O presidente dos Estados Unidos, Donald Trump, afirmou neste último domingo (11) que as Forças Armadas americanas estão considerando “opções muito fortes” em relação ao Irã, enquanto protestos antigovernamentais no país entram na terceira semana e já deixam um elevado número de vítimas, segundo grupos de direitos humanos.
Trump fez a declaração a jornalistas a bordo do Air Force One, destacando que os Estados Unidos estão monitorando a situação com seriedade e avaliando possíveis respostas militares ou estratégicas, sem detalhar as ações específicas. O presidente também afirmou que autoridades iranianas entraram em contato propondo negociações, mas alertou que os EUA talvez precisem agir antes mesmo de uma reunião formal ocorrer.

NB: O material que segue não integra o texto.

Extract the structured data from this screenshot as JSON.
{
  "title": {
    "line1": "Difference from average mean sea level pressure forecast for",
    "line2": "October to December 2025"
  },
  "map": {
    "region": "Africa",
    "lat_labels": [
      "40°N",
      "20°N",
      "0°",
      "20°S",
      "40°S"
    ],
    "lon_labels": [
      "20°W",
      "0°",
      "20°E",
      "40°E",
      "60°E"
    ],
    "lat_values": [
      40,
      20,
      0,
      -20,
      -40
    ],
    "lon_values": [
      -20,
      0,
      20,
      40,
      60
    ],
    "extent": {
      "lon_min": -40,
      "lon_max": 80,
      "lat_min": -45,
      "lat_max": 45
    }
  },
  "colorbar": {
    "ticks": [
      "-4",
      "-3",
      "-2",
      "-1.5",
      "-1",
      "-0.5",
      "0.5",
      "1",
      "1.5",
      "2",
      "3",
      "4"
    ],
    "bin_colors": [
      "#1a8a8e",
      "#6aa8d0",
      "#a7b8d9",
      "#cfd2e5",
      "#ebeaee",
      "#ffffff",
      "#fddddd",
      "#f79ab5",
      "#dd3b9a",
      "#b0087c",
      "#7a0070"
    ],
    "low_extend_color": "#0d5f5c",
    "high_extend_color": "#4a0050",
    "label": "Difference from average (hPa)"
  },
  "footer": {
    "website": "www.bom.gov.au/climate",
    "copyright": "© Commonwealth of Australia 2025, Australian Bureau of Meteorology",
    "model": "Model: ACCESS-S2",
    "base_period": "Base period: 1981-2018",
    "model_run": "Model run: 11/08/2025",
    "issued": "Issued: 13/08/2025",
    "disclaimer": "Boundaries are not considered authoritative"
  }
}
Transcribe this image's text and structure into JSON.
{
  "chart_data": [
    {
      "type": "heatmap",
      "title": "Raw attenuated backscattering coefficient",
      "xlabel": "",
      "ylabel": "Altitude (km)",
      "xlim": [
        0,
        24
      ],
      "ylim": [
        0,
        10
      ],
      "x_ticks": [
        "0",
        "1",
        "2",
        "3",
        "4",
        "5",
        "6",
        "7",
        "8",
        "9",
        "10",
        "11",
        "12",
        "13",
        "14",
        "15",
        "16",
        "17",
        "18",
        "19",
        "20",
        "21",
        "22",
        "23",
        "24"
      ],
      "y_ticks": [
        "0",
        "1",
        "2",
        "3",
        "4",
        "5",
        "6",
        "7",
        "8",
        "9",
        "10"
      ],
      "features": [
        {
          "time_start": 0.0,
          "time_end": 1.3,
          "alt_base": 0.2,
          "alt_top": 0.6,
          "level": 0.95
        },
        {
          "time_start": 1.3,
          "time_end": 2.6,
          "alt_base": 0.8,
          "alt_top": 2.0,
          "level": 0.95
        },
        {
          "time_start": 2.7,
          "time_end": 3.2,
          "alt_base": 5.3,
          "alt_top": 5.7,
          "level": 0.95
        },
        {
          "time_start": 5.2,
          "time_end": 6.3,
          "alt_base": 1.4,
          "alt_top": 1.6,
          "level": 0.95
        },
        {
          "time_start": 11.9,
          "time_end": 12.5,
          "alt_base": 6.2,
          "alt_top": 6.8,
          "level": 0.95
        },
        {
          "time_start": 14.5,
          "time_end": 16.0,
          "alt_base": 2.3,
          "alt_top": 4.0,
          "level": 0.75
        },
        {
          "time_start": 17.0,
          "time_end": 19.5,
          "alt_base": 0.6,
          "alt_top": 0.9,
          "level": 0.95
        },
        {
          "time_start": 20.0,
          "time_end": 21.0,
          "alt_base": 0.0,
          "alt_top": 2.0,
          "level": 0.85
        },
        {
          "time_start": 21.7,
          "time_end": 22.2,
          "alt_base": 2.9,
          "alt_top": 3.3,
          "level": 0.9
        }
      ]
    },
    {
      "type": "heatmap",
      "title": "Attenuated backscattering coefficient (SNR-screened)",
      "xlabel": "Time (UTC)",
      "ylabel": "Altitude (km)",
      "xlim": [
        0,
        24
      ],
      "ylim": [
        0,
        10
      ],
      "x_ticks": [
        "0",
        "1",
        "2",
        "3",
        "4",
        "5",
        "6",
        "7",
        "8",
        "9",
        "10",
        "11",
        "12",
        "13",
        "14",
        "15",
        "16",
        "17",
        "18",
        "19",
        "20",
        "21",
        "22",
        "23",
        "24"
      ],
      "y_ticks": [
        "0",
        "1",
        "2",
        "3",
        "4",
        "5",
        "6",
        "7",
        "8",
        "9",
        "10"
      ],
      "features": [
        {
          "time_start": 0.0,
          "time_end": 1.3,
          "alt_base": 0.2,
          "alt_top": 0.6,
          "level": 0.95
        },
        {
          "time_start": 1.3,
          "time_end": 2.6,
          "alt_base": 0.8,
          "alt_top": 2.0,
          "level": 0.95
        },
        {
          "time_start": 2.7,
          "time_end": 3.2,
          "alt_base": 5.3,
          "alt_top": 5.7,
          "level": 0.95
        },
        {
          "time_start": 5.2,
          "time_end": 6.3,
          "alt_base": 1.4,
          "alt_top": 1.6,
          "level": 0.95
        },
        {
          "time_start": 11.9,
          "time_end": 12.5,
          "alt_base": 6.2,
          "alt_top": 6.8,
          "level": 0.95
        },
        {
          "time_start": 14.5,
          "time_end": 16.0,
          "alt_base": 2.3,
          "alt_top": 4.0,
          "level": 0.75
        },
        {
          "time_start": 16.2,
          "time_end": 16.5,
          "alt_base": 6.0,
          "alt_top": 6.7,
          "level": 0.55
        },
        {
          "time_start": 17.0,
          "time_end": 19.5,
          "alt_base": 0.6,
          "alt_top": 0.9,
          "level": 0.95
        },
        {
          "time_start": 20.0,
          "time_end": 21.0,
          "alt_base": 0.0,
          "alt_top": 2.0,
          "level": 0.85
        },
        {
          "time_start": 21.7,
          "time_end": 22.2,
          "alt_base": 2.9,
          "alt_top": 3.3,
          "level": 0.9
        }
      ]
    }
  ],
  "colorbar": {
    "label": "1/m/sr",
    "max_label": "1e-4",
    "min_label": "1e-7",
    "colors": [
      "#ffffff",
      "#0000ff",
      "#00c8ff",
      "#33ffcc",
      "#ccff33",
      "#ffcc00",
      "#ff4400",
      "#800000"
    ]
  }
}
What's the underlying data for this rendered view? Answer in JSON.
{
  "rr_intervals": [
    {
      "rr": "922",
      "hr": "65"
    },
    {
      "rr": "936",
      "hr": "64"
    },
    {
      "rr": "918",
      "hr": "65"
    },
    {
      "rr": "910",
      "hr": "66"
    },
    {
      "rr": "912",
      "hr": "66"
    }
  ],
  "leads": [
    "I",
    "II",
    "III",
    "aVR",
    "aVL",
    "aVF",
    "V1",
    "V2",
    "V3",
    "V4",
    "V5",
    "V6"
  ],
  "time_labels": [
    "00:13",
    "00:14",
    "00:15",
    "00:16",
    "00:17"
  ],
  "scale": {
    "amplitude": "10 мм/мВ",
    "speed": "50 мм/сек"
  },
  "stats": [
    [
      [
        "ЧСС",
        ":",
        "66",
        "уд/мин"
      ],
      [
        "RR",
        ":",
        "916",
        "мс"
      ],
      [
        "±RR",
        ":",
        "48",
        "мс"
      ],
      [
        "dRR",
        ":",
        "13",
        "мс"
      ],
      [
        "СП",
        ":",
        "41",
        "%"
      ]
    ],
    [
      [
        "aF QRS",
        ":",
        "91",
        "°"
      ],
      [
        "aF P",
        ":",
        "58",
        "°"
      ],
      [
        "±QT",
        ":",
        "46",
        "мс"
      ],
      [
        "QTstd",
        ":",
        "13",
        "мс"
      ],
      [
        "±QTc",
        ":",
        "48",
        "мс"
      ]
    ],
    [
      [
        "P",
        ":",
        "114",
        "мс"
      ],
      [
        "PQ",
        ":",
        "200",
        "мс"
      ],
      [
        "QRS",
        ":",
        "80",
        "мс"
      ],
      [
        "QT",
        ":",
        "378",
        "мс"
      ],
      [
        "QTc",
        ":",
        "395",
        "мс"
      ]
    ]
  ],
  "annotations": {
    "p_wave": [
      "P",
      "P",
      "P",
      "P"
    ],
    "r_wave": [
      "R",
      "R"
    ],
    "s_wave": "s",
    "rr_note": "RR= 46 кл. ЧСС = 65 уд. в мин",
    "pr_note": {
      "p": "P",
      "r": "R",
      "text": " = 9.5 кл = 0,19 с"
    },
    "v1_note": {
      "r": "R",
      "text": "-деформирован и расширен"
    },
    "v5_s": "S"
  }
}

Segundo a Human Rights Activists News Agency (HRANA), com sede nos Estados Unidos, as manifestações teriam deixado pelo menos 538 mortos, incluindo manifestantes e membros das forças de segurança, e mais de 10 000 detidos.
Contexto dos protestos
Os protestos, que começaram no final de dezembro de 2025, surgiram em meio a uma aguda crise econômica e insatisfação popular com o governo clerical iraniano e rapidamente se transformaram em um movimento antigoverno de grande dimensão. O acesso à internet tem sido restringido no país, dificultando a verificação independente das informações.
O governo iraniano classificou os manifestantes como “baderneiros” e atribuiu a instabilidade a interferências externas, especialmente dos Estados Unidos e de Israel. Autoridades do Irã declararam três dias de luto nacional pelas vítimas, que chamaram de “mártires”, e convocaram uma marcha pró-governo para esta segunda-feira (12).
Reações diplomáticas e risco de escalada
Líderes iranianos também advertiram que, caso os EUA optem por uma ação militar, instalações americanas e israelenses na região seriam consideradas alvos legítimos em retaliação.
A situação representa um dos maiores confrontos diplomáticos e de segurança entre Washington e Teerã desde a Revolução Islâmica de 1979, levantando preocupações sobre uma possível escalada militar no Oriente Médio caso os Estados Unidos avancem com uma resposta mais robusta ao governo iraniano.